Lo primero que hay que hacer es detectar los posibles problemas. Hay que pensar por qué zonas puede moverse el bebé y qué objetos puede haber a su alcance. Enchufes, marcos de fotos, productos de limpieza, medicamentos, esquinazos de mesas, puertas con las que pillarse los dedos… También hay que tener cuidado con los objetos pequeños, susceptibles de ser tragados, y con ciertos objetos como cubiertos, tijeras, material de costura, ventiladores, herramientas de bricolaje… Otro tema imprescindible es lo que respecta a vasos o platos de cristal que se hayan roto. Es muy fácil que queden pequeños trozos, que pueden tener un doble peligro: producir un corte o ser tragado.

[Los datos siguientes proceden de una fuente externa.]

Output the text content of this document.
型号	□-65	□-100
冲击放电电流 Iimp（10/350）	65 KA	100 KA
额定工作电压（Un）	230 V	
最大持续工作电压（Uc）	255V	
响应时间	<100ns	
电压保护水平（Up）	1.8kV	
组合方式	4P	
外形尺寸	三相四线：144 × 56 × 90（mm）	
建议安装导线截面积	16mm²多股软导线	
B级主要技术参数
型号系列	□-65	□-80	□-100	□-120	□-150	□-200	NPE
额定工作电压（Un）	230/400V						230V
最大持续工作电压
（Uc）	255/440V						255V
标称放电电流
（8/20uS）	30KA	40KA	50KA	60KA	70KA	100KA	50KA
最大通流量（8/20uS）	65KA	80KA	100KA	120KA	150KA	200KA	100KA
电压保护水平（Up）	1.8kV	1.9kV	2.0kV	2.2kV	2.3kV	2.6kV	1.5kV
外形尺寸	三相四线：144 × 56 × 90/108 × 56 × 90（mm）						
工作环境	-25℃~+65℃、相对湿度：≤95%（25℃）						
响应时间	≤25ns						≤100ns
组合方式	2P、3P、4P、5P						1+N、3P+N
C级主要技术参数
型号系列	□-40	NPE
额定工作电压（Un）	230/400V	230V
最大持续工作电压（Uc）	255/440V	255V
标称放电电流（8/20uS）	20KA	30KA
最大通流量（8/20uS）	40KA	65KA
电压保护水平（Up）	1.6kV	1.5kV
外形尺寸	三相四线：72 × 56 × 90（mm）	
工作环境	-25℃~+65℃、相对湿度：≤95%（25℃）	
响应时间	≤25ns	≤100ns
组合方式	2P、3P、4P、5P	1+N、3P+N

Vamos a hacer un breve repaso por habitaciones que pueden contener más peligros para nuestros hijos.

En la cocina

Lo más sensato puede ser limitar el acceso de los niños pequeños a la cocina. Aquí encontrarán multitud de objetos peligrosos: cuchillos, tenedores, batidora, pelapatatas, productos de limpieza, además de multitud de objetos de cristal o pesados. También hay que insistir en que nunca entren descalzos.

Debemos ser cautos y guardar ciertos productos en armarios lejos de su alcance. En el interior, procura guardar los productos de limpieza en armarios altos. También podemos valorar la opción de sellar algunos cajones con un cierre especial.

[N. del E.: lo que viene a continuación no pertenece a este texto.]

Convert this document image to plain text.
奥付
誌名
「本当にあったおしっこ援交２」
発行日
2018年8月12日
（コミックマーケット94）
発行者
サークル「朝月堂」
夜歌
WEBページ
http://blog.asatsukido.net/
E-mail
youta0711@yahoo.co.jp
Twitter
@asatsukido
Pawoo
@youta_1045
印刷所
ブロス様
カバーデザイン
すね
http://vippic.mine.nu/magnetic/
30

Más objetos con los que tener cuidado: la vitrocerámica (mejor utilizar los fuegos cercanos a la pared) y los mangos de sartenes y ollas (mejor que estén hacia dentro hacia dentro para que no sobresalgan).

En el baño

Con respecto al inodoro, es mejor mantener la tapa bajada, además de soportes especiales cuando nuestro hijo empiece a utilizarlo. La bañera debería disponer de materiales antideslizantes y agarraderas que facilitan un punto de apoyo. Además, nunca se debe dejar solo al niño en la bañera, ya que puede ahogarse en pocos segundos y con sólo unos centímetros de agua.

En las habitaciones

A la hora de planear la habitación de nuestros hijos, debemos tener también en cuenta una serie de factores. Lo principal, la cuna, debe cumplir una serie de requisitos para ser segura. La normativa de seguridad de la Unión Europea establece que la distancia entre barrotes debe ser mayor de 4,5 cm y menor de 6,5, y que debe tener al menos 60 cm de altura.

Para evitar que el bebé introduzca los brazos o las piernas en los huecos mientras duerme, puedes colocar un protector acolchado por dentro de la cuna. Tanto la cuna como el capazo no deben colocarse nunca cerca de estufas o radiadores. Y cuando el niño pase a dormir en una cama, puedes instalar una barandilla de seguridad o barra para que no se caigan durante la noche.

Estos son algunos consejos básicos para que nuestra casa no se convierta en un peligro para nuestro pequeño. Toda protección es poca.